Get the source code¶
cd git clone https://github.com/curoverse/arvados.git
virtualenv¶
virtualenv helps you isolate the dependencies for a specific package or environment, much like Bundler does for our Rails applications. The recommended way to deploy is to build a virtualenv for Arvados development.
To build the virtualenv, run:
$ virtualenv --setuptools VENVDIR
(VENVDIR
can be a directory anywhere you like, although best practice is to keep it outside your source directory.)
To set up the shell to use the isolated virtualenv environment, run:
$ source VENVDIR/bin/activate
To learn more about using and configuring virtualenv, read the virtualenv usage documentation.
Run tests¶
Strategy:- Set up the environment to use a dedicated virtualenv
- Run the client library test suite
- Build a client library package and install it to the virtualenv
- Run the FUSE driver test suite
- Build a FUSE driver package and install it to the virtualenv
- Try Hacking Keep and Hacking API Server to make sure you have all the right dependencies for running the Keep and API servers.

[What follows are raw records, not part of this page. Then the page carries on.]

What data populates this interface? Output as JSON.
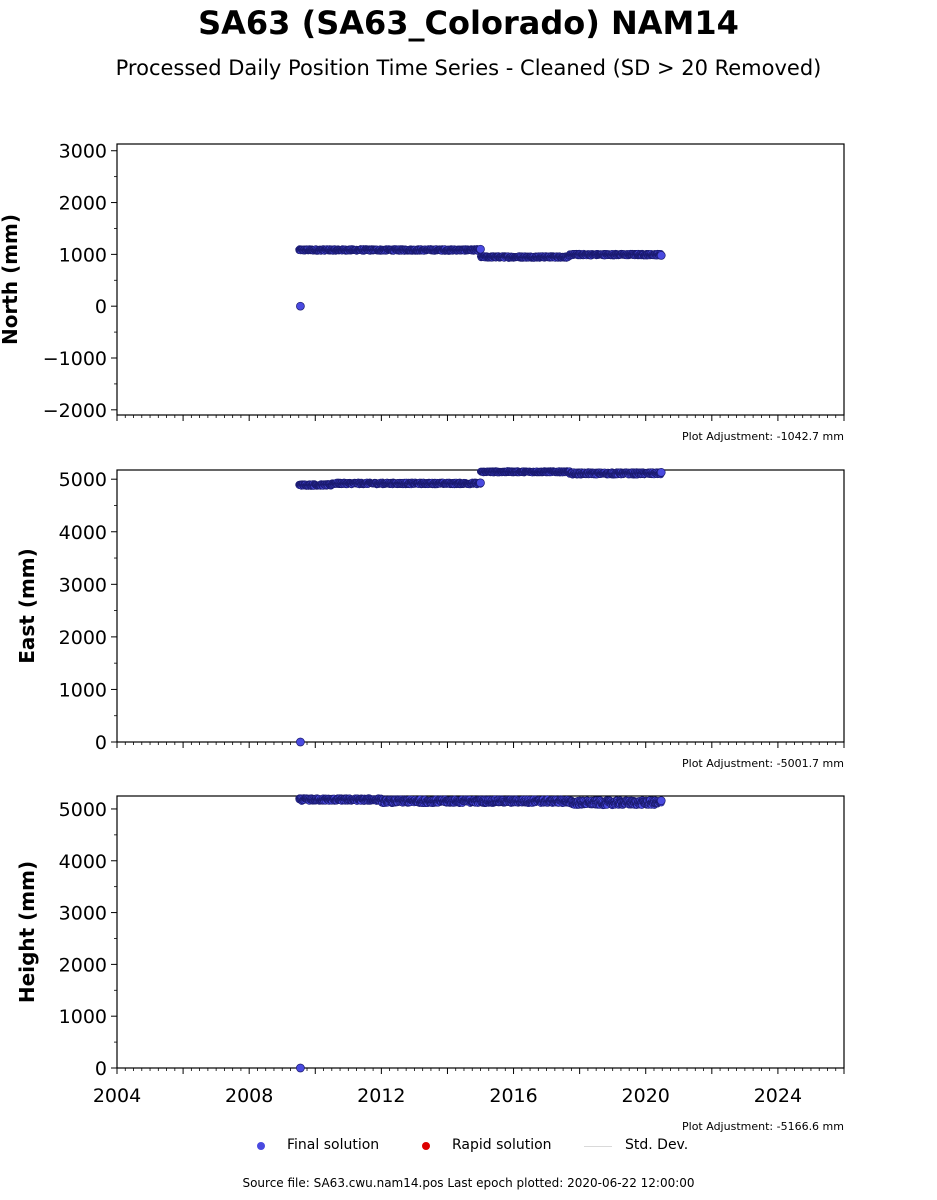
{
  "title": "SA63 (SA63_Colorado) NAM14",
  "subtitle": "Processed Daily Position Time Series - Cleaned (SD > 20 Removed)",
  "source": "Source file: SA63.cwu.nam14.pos  Last epoch plotted: 2020-06-22 12:00:00",
  "legend": {
    "final": "Final solution",
    "rapid": "Rapid solution",
    "std": "Std. Dev."
  },
  "colors": {
    "final": "#4a4ae0",
    "final_edge": "#1a1a6e",
    "rapid": "#dd0000",
    "std": "#d9d9d9"
  },
  "chart_data": [
    {
      "type": "scatter",
      "ylabel": "North (mm)",
      "adjustment": "Plot Adjustment: -1042.7 mm",
      "xlim": [
        2004,
        2026
      ],
      "ylim": [
        -2000,
        3000
      ],
      "yticks": [
        -2000,
        -1000,
        0,
        1000,
        2000,
        3000
      ],
      "segments": [
        {
          "x_start": 2009.5,
          "x_end": 2015.0,
          "y": 1085,
          "spread": 25
        },
        {
          "x_start": 2015.0,
          "x_end": 2017.7,
          "y": 950,
          "spread": 25
        },
        {
          "x_start": 2017.7,
          "x_end": 2020.47,
          "y": 995,
          "spread": 25
        }
      ],
      "points": [
        {
          "x": 2009.55,
          "y": 0
        },
        {
          "x": 2015.0,
          "y": 1100
        },
        {
          "x": 2020.47,
          "y": 980
        }
      ]
    },
    {
      "type": "scatter",
      "ylabel": "East (mm)",
      "adjustment": "Plot Adjustment: -5001.7 mm",
      "xlim": [
        2004,
        2026
      ],
      "ylim": [
        0,
        5000
      ],
      "yticks": [
        0,
        1000,
        2000,
        3000,
        4000,
        5000
      ],
      "segments": [
        {
          "x_start": 2009.5,
          "x_end": 2010.5,
          "y": 4890,
          "spread": 25
        },
        {
          "x_start": 2010.5,
          "x_end": 2015.0,
          "y": 4920,
          "spread": 25
        },
        {
          "x_start": 2015.0,
          "x_end": 2017.7,
          "y": 5140,
          "spread": 20
        },
        {
          "x_start": 2017.7,
          "x_end": 2020.47,
          "y": 5110,
          "spread": 30
        }
      ],
      "points": [
        {
          "x": 2009.55,
          "y": 0
        },
        {
          "x": 2015.0,
          "y": 4930
        },
        {
          "x": 2020.47,
          "y": 5130
        }
      ]
    },
    {
      "type": "scatter",
      "ylabel": "Height (mm)",
      "adjustment": "Plot Adjustment: -5166.6 mm",
      "xlim": [
        2004,
        2026
      ],
      "ylim": [
        0,
        5000
      ],
      "yticks": [
        0,
        1000,
        2000,
        3000,
        4000,
        5000
      ],
      "xticks": [
        2004,
        2008,
        2012,
        2016,
        2020,
        2024
      ],
      "segments": [
        {
          "x_start": 2009.5,
          "x_end": 2012.0,
          "y": 5180,
          "spread": 35
        },
        {
          "x_start": 2012.0,
          "x_end": 2017.7,
          "y": 5150,
          "spread": 45
        },
        {
          "x_start": 2017.7,
          "x_end": 2020.47,
          "y": 5120,
          "spread": 55
        }
      ],
      "points": [
        {
          "x": 2009.55,
          "y": 0
        },
        {
          "x": 2020.47,
          "y": 5160
        }
      ]
    }
  ]
}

- Make sure you have a blob_signing_key in services/api/config/application.yml
- Install the keepstore binary.
- Make sure your GOPATH points somewhere, e.g.:
export GOPATH=~/gocode; mkdir -p $GOPATH
- Install keepstore:
go get git.curoverse.com/arvados.git/services/keepstore
- (if you don't do anything special, this fetches "master" from git.curoverse.com -- if you want to build a version of keepstore with local modifications, see Hacking Keep)

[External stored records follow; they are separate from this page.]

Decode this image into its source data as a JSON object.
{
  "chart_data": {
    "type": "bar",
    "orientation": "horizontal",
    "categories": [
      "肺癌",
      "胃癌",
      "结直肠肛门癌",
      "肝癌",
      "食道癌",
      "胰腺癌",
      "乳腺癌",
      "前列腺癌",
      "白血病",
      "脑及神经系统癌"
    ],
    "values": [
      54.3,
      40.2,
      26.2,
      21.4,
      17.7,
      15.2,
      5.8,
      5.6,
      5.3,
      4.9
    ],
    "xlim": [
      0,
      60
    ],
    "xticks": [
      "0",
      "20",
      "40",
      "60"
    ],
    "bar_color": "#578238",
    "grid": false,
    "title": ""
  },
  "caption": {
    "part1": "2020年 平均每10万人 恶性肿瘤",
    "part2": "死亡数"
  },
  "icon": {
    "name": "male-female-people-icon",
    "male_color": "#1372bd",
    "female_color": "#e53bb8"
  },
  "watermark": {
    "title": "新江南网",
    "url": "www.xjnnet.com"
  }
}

- Make sure your GOPATH points somewhere, e.g.:
Script (make sure to edit the first line to refer to your virtualenv):
source VENVDIR/bin/activate cd ~/arvados/sdk/python python setup.py test python setup.py egg_info -b ".$(git log --format=format:%ct.%h -n1 .)" sdist rotate --keep=1 --match .tar.gz pip install dist/arvados-python-client-0.1.*.tar.gz cd ~/arvados/services/fuse python setup.py test python setup.py egg_info -b ".$(git log --format=format:%ct.%h -n1 .)" sdist rotate --keep=1 --match .tar.gz pip install dist/arvados_fuse-0.1.*.tar.gz
Run a single test or test class¶
source VENVDIR/bin/activate cd ~/arvados/sdk/python # One test module python setup.py test --test-suite tests.test_keep_locator # One test class python setup.py test --test-suite tests.test_keep_locator.ArvadosKeepLocatorTest # One test case python setup.py test --test-suite tests.test_keep_locator.ArvadosKeepLocatorTest.base_locators
Logging¶
The Python SDK uses Python's built-in logging module to log errors, warnings, and debug messages. The arvados module sets up logging for messages under "arvados" based on local configuration (e.g., the ARVADOS_DEBUG
setting). Other SDK modules and command-line tools should import arvados
and then send messages to a logger under "arvados" to ensure consistent log handling. Typical setup looks like this:
import arvados
import logging
logger = logging.getLogger('arvados.YOURTHING')
Once you've set this up, you can send messages to the logger using methods like logger.debug()
and logger.error()
. See the Logger class documentation for full details.
Command-line scripts may reconfigure the arvados.logger
object based on additional configuration like command-line switches. services/fuse/bin/arv-mount
demonstrates adjusting the level and setting a custom log handler.